Major Bowen Basin gas project hit with Land Court appeal

Environmentalists have lodged a Land Court appeal against Blue Energy’s Bowen Basin gas project.

Aug 14, 2023, updated Aug 14, 2023
Blue Energy's central Queensland project has been hit with a Land Court claim.

Blue Energy's central Queensland project has been hit with a Land Court claim.

Environmental Advocacy in Central Queensland has started the legal action to overturn the State Government’s approval on the basis that it was a threat to koalas and threatened species and the Government was not able to properly assess its impact because the company’s supporting evidence “was wholly inadequate”.

Blue has a gas reserve in the Bowen Basin 71 petajoules (2P) and 298PJ (3P) and there is currently a feasibility study being done by the State Government on a potential pipeline to connect the field to the east coast market.

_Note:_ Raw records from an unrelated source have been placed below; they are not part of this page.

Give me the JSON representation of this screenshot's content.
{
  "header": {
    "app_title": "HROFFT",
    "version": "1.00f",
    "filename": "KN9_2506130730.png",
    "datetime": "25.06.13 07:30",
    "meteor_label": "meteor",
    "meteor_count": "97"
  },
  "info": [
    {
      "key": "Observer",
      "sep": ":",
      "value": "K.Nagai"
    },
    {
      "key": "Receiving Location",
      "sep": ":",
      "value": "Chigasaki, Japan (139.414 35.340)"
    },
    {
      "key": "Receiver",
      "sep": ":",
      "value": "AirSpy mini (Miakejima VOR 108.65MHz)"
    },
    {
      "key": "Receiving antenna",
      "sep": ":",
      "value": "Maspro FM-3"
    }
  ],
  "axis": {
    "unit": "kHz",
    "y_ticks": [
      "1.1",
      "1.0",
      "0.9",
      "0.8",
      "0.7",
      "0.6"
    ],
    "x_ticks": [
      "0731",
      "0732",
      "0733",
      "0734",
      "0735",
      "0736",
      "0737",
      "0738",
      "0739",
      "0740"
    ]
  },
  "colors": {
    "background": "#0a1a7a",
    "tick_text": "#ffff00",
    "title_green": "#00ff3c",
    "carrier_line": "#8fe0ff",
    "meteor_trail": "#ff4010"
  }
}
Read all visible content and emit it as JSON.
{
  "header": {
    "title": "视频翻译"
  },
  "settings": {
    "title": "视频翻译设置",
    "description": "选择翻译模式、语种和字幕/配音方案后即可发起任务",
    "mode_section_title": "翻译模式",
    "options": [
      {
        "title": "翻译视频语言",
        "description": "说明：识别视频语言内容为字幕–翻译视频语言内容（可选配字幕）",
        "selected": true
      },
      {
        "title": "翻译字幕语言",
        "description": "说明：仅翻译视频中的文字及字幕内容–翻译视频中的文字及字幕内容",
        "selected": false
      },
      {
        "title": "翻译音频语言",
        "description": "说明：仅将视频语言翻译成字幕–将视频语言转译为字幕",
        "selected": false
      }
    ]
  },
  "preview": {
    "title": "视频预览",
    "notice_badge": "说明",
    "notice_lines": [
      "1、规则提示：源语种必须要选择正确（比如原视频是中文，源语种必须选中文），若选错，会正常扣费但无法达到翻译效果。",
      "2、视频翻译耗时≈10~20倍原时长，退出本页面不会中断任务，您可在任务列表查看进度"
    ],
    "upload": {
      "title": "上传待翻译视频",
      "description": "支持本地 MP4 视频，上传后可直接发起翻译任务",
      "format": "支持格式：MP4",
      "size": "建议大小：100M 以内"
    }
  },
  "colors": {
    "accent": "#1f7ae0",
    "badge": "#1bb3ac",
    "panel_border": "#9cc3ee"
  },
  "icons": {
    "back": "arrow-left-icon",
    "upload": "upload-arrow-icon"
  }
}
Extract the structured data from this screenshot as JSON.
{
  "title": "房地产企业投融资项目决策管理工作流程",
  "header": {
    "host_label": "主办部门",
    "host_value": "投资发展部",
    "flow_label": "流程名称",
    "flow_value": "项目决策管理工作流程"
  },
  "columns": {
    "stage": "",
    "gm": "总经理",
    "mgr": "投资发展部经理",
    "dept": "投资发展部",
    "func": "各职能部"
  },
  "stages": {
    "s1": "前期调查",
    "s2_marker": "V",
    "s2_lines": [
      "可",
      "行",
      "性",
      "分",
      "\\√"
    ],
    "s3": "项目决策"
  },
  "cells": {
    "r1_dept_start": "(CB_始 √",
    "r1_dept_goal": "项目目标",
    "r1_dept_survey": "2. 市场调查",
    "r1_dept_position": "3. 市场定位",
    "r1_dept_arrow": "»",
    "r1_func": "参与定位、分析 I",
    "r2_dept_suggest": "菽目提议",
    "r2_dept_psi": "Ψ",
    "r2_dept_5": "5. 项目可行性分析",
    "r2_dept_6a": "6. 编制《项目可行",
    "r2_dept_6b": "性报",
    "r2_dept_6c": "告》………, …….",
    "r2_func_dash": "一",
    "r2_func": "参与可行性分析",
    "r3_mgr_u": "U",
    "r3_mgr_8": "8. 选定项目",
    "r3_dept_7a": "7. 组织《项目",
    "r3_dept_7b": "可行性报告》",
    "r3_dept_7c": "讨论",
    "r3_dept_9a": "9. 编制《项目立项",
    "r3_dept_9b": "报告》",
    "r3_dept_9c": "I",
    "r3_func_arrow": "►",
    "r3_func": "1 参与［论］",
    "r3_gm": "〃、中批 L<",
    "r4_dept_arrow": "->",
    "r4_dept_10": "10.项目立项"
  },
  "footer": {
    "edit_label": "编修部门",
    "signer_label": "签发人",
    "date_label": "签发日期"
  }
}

It has previously said it was on cattle country where there were also plans for large-scale coal mines and it would have a low environmental impact. Over its productive life, there would be about 530 gas wells.

Enva-CQ, which classifies itself as a grassroots environmental group, said the project would potentially drain several freshwater aquifers, but Blue has said there was no link to the Great Artesian Basin.

The group has claimed that Blue would build about 700kms of roads and pipeline that would fragment bushland and degrade wildlife habitat. Over the life of the project, it would directly and indirectly emit at least 5 million tonnes of CO2 equivalent, which was equivalent to more than a year’s emissions from 1 million petrol-powered passenger vehicles.

Enva-CQ director Coral Rowston said her group had been frustrated with Queensland’s poor assessment process for coal and gas projects and Blue Energy’s project was an example of this.

“It was a project approved with no detail about the significant environmental impacts it will cause,” Rowston said.

“We have concerns that the groundwater modelling was inadequate and that there is not enough information to determine the real impacts on the local landholders (who) rely on their bores for water supply or the Lake Elphinstone nationally-important wetland.”

She said Blue applied for environmental approval for three areas but only did a wildlife survey on one, which had the least vegetation.

Blue Energy has been asked for comment.